Virtuose des parfums
Martine ne travaille que des produits frais. Le cassis arrive de Bourgogne, le fruit de la passion du Brésil, la mangue du Mali, la framboise de Dordogne et la poire d’Espagne et tous sont turbinés en fonction de la demande. Elle met un point d’honneur à n’utiliser ni purée de fruits congelés, ni colorants, ni conservateurs. Le résultat est sans appel, des goûts francs et une texture délicate qui ravissent les papilles. Pour autant, Martine ne se repose pas sur ses lauriers malgré 35 années consacrées aux crèmes glacées et aux sorbets. Elle crée sans cesse. Évidemment, de nouveaux produits n’apparaissent pas tous les jours sur le marché mais elle retravaille ses recettes pour améliorer le goût ou la texture.
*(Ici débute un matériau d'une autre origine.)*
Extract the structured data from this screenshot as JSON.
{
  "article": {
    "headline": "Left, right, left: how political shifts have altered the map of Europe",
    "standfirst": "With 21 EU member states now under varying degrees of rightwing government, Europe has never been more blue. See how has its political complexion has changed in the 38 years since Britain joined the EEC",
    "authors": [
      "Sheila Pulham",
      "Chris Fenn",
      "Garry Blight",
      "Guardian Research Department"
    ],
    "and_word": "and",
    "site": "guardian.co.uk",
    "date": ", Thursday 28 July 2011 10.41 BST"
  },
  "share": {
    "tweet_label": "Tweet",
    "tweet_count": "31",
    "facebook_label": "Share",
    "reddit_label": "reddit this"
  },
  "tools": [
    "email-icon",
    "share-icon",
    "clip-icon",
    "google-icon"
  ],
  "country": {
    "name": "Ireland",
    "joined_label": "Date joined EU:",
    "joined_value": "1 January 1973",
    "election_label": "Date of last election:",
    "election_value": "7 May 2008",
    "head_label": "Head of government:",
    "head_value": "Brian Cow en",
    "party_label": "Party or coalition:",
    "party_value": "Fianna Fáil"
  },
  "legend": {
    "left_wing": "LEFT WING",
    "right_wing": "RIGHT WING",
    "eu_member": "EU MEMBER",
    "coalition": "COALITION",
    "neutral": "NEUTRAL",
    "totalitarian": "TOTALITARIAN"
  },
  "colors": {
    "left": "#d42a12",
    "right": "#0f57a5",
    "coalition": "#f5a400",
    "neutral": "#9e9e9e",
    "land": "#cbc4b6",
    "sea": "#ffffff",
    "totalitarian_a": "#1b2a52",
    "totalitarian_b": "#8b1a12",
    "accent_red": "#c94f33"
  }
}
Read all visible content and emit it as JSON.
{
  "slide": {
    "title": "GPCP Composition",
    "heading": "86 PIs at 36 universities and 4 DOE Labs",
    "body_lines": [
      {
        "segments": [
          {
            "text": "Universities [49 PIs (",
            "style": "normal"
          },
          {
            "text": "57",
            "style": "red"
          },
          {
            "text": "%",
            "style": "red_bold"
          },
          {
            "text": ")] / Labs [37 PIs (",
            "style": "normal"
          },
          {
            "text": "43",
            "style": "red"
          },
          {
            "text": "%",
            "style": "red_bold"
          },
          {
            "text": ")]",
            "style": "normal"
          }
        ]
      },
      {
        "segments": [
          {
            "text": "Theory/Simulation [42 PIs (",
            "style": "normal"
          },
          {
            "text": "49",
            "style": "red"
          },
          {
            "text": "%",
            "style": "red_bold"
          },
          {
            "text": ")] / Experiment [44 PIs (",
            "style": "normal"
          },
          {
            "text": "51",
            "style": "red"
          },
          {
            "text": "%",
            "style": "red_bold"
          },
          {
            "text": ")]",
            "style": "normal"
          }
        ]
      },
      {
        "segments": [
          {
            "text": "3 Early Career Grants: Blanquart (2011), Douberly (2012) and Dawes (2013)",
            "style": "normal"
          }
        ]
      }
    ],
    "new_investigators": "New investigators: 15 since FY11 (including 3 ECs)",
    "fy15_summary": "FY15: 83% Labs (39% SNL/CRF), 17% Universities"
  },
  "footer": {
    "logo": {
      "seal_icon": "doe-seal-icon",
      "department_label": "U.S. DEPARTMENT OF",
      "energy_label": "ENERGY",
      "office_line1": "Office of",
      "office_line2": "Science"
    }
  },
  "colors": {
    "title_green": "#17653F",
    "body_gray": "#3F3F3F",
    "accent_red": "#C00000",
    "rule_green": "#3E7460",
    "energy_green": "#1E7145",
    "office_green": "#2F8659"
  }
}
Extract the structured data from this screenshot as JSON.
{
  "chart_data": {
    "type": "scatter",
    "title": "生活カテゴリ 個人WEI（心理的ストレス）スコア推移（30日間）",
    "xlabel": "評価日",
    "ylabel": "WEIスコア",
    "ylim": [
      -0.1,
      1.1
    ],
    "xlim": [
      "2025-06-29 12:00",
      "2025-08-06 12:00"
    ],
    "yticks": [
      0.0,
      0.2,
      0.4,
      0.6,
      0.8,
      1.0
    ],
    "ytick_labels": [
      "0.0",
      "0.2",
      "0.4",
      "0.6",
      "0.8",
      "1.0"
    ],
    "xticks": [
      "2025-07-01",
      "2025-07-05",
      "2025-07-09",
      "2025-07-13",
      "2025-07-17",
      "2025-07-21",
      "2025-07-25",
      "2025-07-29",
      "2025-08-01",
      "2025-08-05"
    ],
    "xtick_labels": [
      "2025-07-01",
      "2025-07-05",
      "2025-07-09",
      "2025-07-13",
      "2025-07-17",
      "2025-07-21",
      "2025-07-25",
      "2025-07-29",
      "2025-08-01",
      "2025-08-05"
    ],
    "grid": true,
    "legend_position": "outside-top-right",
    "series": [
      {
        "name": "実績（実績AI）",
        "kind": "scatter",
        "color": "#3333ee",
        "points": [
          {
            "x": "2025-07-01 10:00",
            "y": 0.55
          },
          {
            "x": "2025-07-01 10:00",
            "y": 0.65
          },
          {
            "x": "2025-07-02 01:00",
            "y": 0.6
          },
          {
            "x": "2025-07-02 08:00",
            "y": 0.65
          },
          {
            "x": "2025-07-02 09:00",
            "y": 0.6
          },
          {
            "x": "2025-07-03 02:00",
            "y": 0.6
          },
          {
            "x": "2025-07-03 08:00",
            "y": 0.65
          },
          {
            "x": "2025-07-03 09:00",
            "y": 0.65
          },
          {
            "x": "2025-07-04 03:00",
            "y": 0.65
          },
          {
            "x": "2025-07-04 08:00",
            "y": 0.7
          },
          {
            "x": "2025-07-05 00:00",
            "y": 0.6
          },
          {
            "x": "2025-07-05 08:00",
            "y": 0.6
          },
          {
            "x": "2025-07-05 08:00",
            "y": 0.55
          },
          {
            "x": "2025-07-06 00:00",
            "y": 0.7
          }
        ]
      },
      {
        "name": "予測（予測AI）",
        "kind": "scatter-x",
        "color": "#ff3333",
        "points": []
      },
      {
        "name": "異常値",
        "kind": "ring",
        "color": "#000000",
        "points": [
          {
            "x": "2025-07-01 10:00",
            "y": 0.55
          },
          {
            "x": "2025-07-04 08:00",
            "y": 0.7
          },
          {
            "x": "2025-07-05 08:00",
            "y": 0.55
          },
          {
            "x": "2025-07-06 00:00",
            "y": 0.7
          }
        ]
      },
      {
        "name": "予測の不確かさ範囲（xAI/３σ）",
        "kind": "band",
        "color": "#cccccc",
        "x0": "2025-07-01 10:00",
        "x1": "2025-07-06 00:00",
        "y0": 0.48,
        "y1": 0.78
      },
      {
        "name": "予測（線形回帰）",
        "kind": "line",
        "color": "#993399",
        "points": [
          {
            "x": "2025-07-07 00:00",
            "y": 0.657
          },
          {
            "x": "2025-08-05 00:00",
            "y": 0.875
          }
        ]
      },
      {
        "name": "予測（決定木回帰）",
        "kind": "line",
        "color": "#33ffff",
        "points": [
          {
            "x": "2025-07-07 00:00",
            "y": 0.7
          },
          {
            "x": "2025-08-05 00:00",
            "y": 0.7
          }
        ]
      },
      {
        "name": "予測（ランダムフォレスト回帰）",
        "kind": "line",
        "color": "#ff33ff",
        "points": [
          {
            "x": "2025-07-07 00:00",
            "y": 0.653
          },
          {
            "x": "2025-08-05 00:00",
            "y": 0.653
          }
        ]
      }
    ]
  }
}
Parallèlement, elle s’amuse à trouver des associations parfois improbables. C’est ainsi qu’un piment croisa un jour la route d’un sorbet papaye que Martine trouvait agréable mais sans grande personnalité. Puis il y eut « Martinique », la rencontre de la vanille, de l’orange confite et du rhum. Sans oublier, « Marguerite », une glace au lait de vache, jus de pomme et riz au lait et « Nuit de Chine », cacao et poivre du Séchouan. Devant son étal, les grands enfants que nous sommes, restons bouche bée. Comme pour des bonbons, nous aimerions goûter un peu de ci, un peu de ça. Pour aujourd’hui, ce sera « Quiberon » au caramel et beurre salé. Et demain ? Noisettes et chocolat au lait.